Non-Invasive Detection of Fetal Rhesus D Status: A Comparison between Polymerase Chain Reaction and Flow Cytometry

• Published in: Fetal diagnosis and therapy Vol. 21; no. 5; pp. 404 - 409
• Main Authors: Di Simone, Nicoletta, Lai, Marco, Rumi, Carlo, Riccardi, Patrizia, D’Asta, Marco, Leone, Giuseppe, Mancuso, Salvatore, Caruso, Alessandro
• Format: Journal Article
• Language: English
• Published: Basel, Switzerland Karger 01.01.2006; S. Karger AG
• Subjects: Antibodies, Monoclonal; Antigens, CD - analysis; Biological and medical sciences; Blood Grouping and Crossmatching - methods; Erythroblasts - chemistry; Female; Fetal Blood - cytology; Flow Cytometry; Gestational Age; Glycophorin - analysis; Gynecology. Andrology. Obstetrics; Humans; Management. Prenatal diagnosis; Medical sciences; Pregnancy; Pregnancy. Fetus. Placenta; Prenatal Diagnosis; Receptors, Transferrin - analysis; Reverse Transcriptase Polymerase Chain Reaction; Rh-Hr Blood-Group System - blood; Rh-Hr Blood-Group System - classification; Rh-Hr Blood-Group System - genetics; Prenatal diagnosis; Rhesus D; Fetal cells; DNA; Pregnancy; Polymerase chain reaction; Flow cytometry; Fetal cell; Prenatal Diagnosis; Fetus; Rh-System; Molecular biology; Comparative study
• ISSN: 1015-3837; 1421-9964
• DOI: 10.1159/000093880

Objective: A non-invasive prenatal determination of the fetal RhD status might be useful for the management of pregnancies in RhD-negative women whose partners are RhD positive. Methods: Maternal peripheral blood of 32 RhD-negative women (17–24 weeks of gestation) was collected, and circulating fetal cells were enriched by CD71 mini-magnetic activated cell sorting. The RhD status of the fetuses was assessed using multiparametric flow cytometry, and results were compared to those of reverse transcriptase (RT)-polymerase chain reaction (PCR), or PCR, which acted as control. Flow-cytometric study of fetal cells employed monoclonal antibodies directed against CD71, glycophorin A (GPA) and RhD antigens.

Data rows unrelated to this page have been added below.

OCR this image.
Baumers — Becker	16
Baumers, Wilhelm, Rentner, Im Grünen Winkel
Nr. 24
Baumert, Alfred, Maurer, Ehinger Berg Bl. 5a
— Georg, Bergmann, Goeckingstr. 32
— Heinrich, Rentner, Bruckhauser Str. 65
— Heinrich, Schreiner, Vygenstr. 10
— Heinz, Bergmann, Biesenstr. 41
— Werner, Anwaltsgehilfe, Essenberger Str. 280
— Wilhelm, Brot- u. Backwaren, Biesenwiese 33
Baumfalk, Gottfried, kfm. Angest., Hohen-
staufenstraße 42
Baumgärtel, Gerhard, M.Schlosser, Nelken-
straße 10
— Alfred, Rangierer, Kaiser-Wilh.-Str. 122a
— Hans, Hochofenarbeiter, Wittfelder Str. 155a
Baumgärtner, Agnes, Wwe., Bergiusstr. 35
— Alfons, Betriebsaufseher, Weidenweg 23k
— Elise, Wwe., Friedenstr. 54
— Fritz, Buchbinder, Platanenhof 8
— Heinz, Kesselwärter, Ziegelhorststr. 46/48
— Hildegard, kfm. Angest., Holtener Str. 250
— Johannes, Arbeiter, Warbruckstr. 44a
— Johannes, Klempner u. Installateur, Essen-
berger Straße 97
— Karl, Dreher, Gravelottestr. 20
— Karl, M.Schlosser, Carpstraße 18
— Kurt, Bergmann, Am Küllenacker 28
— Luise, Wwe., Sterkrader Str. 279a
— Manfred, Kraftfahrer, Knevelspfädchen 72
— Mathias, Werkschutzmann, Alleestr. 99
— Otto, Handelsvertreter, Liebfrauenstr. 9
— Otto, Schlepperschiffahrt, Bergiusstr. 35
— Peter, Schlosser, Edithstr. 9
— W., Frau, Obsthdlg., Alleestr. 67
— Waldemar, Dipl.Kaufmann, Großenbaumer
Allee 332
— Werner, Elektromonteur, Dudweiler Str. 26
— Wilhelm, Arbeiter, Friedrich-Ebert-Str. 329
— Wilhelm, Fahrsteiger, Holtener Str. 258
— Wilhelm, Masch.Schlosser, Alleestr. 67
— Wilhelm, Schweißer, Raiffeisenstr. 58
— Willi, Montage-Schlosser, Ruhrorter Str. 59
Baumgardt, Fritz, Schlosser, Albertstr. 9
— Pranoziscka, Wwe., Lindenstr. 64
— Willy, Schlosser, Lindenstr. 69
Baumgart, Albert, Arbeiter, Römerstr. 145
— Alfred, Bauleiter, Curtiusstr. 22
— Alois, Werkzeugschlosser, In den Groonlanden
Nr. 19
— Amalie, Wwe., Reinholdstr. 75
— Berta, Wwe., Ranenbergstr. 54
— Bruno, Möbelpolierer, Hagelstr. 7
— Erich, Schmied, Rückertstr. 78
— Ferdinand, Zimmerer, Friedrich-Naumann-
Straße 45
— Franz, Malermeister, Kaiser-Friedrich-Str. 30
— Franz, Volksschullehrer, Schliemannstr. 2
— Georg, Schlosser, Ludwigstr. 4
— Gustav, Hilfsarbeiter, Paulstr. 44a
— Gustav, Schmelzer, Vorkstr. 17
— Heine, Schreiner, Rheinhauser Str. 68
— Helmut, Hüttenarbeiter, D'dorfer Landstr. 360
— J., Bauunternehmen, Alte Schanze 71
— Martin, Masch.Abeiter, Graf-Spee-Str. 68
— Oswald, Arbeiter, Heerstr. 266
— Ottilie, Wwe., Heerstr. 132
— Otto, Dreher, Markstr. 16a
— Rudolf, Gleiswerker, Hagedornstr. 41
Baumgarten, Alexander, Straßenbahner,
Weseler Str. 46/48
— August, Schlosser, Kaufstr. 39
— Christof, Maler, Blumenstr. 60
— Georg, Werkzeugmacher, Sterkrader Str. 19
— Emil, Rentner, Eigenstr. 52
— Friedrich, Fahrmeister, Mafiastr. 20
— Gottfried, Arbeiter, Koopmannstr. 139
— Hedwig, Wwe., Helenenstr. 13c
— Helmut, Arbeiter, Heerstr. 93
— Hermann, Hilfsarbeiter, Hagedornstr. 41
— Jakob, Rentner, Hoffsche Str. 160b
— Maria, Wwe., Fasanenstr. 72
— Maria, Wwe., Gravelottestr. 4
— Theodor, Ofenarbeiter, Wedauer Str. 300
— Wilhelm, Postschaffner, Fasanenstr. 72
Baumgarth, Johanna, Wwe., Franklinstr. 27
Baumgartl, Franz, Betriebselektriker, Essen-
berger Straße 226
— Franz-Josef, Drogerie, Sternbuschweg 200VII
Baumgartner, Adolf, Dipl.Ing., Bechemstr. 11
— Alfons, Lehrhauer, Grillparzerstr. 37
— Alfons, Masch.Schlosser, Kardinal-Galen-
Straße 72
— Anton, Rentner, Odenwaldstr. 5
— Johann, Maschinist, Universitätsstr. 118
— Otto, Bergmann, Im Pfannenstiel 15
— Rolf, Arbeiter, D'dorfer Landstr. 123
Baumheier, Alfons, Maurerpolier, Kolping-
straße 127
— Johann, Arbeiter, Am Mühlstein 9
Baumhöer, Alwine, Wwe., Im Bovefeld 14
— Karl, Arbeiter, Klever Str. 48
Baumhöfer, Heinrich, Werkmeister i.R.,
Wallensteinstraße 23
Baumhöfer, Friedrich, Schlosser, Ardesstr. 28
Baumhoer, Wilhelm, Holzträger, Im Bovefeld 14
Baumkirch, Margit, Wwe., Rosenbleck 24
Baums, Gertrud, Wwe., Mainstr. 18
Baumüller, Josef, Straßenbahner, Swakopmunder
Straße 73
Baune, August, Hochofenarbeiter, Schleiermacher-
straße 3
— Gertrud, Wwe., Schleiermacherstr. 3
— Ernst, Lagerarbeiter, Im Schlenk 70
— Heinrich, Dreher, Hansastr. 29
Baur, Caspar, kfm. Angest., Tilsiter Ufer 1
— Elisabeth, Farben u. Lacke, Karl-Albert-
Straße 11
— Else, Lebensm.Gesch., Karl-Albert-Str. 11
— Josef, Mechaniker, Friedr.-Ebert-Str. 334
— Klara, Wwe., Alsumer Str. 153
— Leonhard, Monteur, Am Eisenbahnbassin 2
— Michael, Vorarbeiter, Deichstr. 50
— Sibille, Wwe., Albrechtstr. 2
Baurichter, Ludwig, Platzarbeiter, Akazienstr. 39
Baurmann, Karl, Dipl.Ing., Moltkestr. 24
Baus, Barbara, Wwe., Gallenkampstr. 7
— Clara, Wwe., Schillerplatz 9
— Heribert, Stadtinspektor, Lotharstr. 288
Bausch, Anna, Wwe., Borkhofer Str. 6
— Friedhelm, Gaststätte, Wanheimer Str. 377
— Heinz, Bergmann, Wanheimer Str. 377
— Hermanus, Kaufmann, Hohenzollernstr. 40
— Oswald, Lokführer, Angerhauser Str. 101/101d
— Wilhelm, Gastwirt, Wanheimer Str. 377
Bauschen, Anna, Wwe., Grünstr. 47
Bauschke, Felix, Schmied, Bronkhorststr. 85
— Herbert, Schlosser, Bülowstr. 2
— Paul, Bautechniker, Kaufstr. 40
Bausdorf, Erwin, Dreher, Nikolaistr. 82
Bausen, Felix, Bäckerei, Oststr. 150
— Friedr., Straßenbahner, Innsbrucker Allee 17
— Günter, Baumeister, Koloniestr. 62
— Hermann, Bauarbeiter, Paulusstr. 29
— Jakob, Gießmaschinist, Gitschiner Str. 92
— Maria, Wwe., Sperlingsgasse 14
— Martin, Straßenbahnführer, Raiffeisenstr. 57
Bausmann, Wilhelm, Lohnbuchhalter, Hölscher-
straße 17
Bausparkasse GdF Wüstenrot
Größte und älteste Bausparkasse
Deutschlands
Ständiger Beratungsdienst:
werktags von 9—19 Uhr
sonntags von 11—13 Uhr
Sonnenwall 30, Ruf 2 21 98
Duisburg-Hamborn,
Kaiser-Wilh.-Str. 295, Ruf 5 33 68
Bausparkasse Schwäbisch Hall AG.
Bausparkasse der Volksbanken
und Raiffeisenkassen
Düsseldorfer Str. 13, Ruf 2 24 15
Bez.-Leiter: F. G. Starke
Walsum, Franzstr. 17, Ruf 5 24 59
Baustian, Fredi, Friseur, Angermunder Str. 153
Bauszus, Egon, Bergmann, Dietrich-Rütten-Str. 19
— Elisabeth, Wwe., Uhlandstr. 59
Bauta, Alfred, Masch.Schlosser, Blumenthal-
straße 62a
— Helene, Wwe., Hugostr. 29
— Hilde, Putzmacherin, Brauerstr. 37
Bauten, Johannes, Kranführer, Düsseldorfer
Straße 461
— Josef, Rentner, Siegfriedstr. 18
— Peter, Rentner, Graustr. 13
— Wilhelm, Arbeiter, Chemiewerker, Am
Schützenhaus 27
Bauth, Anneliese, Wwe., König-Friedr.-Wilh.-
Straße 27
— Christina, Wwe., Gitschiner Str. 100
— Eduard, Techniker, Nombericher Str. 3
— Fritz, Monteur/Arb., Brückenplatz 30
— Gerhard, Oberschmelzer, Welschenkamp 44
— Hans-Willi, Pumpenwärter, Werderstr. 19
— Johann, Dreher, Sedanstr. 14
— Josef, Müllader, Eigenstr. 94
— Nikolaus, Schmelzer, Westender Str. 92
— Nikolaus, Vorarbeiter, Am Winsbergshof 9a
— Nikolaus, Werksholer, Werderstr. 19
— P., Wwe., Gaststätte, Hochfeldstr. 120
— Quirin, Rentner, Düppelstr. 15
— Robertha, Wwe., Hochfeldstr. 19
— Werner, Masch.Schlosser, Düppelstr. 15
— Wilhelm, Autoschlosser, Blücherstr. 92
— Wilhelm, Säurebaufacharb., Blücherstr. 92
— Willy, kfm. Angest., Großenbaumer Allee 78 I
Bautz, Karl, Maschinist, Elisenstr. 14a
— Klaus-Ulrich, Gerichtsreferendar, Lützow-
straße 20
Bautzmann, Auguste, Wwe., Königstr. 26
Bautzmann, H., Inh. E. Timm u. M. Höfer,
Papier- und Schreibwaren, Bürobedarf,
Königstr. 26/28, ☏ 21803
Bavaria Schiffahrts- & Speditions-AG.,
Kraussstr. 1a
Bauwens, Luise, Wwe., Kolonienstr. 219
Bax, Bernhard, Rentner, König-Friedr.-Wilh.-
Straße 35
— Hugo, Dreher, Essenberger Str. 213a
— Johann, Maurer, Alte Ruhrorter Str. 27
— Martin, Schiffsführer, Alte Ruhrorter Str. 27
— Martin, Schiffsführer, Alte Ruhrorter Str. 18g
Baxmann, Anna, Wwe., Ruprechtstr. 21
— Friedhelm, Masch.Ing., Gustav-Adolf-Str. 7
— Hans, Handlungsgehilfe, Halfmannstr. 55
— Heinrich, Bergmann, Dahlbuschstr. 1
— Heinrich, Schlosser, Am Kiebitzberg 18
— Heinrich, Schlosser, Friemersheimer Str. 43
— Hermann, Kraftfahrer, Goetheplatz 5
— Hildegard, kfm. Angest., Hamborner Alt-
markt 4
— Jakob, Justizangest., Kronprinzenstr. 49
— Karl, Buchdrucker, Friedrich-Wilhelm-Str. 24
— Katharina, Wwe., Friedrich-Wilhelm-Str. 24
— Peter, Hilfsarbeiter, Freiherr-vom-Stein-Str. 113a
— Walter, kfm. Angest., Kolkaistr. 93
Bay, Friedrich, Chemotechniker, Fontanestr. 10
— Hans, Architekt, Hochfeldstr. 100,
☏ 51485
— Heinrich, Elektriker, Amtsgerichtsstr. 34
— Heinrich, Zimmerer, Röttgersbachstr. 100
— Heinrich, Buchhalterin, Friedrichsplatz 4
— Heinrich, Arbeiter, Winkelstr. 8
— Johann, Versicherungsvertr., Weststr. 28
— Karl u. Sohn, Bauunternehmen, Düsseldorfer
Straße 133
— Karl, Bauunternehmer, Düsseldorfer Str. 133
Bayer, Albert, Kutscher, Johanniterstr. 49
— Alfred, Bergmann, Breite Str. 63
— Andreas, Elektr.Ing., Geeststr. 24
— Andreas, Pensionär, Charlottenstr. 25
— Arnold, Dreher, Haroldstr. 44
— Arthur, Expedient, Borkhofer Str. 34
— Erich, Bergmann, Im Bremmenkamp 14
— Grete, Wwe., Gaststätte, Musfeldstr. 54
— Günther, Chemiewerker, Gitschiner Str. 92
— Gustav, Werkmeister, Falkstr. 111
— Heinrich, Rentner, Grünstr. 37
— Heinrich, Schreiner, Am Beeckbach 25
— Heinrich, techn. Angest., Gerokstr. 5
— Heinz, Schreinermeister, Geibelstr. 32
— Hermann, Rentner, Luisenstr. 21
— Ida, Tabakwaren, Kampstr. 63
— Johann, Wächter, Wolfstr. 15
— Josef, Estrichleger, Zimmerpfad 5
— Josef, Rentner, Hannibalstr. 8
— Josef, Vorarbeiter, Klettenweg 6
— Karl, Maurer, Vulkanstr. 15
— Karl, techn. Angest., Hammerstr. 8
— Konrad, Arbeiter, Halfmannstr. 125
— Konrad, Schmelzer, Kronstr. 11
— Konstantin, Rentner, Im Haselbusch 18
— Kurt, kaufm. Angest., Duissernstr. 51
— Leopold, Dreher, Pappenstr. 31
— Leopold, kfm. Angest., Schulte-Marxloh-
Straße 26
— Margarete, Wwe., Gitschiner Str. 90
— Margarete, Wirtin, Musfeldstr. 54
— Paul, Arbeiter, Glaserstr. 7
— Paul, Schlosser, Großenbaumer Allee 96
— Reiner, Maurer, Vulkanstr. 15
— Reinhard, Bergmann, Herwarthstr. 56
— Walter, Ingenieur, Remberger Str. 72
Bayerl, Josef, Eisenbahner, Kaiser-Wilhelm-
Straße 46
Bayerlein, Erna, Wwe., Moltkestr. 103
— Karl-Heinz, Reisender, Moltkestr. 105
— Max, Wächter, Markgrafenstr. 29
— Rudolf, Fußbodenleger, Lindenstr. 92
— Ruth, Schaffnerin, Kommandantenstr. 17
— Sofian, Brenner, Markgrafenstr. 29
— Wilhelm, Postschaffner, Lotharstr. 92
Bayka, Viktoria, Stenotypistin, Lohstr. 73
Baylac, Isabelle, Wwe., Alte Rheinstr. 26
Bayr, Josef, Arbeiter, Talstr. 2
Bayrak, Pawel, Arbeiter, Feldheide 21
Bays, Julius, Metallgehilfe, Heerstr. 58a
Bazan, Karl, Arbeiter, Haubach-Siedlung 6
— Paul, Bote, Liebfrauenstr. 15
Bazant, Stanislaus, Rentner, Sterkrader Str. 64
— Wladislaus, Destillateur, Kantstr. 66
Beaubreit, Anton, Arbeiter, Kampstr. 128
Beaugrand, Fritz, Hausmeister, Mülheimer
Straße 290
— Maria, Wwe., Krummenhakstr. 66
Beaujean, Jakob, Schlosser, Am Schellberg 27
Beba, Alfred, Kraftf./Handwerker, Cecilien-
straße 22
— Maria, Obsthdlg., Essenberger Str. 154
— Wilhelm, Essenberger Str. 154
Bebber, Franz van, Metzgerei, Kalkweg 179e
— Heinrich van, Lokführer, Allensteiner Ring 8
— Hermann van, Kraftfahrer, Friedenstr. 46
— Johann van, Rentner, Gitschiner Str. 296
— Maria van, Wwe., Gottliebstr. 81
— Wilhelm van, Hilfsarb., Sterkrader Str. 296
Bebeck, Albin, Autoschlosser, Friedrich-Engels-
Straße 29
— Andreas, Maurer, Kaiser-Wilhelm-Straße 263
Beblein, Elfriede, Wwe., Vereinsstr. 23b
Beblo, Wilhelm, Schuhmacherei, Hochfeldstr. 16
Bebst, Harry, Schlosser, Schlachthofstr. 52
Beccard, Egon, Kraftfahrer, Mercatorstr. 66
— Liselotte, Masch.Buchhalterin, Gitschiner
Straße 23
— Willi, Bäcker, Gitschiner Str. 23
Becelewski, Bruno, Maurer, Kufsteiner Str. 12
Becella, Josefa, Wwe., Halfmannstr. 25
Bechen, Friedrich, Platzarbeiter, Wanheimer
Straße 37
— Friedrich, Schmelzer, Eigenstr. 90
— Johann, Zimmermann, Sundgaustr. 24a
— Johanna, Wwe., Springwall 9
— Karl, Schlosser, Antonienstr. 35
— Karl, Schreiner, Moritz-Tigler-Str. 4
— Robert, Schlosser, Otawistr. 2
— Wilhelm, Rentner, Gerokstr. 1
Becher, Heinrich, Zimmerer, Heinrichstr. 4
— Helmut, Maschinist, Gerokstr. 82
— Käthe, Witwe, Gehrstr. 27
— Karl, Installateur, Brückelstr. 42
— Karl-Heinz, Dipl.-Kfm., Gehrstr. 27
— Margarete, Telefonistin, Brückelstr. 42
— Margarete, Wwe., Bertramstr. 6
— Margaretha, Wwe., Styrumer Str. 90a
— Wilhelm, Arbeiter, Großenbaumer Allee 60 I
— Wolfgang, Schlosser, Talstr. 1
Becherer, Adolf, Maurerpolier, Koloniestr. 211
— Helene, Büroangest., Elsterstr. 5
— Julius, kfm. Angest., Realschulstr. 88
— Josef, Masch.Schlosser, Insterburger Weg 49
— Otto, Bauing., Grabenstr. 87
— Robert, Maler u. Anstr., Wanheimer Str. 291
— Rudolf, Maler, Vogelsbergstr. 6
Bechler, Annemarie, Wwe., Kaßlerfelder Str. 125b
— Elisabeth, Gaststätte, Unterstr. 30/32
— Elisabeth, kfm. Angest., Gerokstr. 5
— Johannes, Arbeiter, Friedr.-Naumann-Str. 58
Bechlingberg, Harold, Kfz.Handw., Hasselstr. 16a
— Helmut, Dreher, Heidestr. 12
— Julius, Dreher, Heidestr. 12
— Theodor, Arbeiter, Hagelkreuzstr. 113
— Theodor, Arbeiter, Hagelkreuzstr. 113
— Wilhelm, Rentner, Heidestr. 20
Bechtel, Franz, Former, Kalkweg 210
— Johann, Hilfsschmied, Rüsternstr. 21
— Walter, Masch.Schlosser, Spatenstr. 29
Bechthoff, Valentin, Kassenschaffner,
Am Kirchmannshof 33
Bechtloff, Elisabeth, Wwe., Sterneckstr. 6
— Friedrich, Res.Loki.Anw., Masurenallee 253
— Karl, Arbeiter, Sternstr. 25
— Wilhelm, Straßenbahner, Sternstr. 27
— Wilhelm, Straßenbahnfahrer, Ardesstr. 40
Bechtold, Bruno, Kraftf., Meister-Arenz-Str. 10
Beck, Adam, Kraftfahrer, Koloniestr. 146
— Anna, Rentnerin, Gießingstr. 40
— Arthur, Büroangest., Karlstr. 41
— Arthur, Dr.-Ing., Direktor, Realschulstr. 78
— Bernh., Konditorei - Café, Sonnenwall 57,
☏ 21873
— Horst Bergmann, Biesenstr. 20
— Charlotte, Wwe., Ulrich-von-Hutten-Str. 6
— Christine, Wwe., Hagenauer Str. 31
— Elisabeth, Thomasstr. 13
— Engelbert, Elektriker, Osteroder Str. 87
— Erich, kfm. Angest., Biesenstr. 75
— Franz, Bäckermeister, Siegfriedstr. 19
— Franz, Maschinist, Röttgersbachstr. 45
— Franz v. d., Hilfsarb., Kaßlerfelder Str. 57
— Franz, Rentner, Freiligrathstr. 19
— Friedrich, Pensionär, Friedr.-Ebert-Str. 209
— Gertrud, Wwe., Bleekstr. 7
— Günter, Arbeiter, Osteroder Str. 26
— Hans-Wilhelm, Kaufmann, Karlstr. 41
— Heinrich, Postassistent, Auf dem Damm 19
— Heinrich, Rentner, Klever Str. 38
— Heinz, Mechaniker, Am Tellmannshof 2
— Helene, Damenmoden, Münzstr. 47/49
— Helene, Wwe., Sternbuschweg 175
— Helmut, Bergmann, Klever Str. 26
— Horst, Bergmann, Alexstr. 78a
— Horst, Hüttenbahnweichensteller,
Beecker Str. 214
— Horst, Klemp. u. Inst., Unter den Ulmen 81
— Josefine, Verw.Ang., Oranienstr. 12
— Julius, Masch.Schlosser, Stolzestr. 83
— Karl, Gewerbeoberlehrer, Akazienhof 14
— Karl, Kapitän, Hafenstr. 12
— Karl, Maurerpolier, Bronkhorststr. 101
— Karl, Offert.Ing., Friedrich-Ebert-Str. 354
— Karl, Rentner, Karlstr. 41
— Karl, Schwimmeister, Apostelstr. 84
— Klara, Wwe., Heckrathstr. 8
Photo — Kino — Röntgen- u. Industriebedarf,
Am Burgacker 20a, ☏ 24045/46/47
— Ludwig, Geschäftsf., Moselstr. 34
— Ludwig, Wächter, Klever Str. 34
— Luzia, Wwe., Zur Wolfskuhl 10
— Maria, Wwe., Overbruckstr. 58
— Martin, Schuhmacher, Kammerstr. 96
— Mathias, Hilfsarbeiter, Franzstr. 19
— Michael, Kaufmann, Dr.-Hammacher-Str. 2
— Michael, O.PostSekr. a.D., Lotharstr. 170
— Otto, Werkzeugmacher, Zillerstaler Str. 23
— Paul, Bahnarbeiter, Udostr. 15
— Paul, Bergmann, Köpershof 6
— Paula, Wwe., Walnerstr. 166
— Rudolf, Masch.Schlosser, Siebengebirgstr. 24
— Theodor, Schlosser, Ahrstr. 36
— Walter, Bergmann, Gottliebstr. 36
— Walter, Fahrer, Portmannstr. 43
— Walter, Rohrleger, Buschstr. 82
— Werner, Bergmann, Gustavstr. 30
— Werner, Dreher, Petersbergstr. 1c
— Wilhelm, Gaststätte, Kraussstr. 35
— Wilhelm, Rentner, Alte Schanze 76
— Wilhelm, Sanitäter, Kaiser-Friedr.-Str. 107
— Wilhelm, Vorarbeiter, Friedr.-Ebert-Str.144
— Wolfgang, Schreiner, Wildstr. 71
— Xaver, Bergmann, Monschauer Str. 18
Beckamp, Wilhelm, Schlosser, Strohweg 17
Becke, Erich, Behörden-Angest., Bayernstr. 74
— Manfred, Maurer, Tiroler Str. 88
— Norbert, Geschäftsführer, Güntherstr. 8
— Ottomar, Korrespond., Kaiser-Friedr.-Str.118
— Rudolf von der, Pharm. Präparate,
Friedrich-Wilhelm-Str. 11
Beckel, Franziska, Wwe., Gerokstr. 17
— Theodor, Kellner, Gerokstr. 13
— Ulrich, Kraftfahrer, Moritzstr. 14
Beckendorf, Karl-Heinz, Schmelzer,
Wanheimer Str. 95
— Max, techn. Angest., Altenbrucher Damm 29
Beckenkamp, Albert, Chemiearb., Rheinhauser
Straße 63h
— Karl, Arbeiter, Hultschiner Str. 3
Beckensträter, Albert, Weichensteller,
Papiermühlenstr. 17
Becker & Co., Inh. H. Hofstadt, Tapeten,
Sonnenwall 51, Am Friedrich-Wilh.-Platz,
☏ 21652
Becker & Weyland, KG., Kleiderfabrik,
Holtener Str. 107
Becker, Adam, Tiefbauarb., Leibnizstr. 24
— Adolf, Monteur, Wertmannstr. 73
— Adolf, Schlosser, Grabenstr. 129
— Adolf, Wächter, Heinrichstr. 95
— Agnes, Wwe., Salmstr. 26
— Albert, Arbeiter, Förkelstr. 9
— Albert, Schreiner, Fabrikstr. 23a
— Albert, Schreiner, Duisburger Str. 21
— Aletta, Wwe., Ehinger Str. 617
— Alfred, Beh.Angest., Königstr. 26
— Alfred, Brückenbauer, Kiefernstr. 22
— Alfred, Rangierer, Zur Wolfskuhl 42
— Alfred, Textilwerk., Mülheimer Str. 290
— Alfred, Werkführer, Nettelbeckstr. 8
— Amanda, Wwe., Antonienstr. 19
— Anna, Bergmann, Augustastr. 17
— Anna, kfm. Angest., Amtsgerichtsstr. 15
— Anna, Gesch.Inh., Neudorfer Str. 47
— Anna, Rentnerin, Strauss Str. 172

Results: The median percentage of CD71- and RhD-positive cells was 0.83% (range 0.14–6.44%), and that of CD71 and GPA-positive cells was 10.07% (range 0.52–45.84%). Flow-cytometric analysis correlated with RT-PCR results of RNA obtained from whole maternal blood. In 1 case, an incorrect result was due to the failure of the amplification of the specific RhD band on RNA extracted from the CD71-positive fraction. In two instances, we observed false-positive results for RhD in PCR of DNA obtained from maternal plasma. Conclusion: Based on our results, flow-cytometric analysis might be proposed as a clinical tool for the non-invasive prenatal determination of the fetal RhD status independently of fetal gender.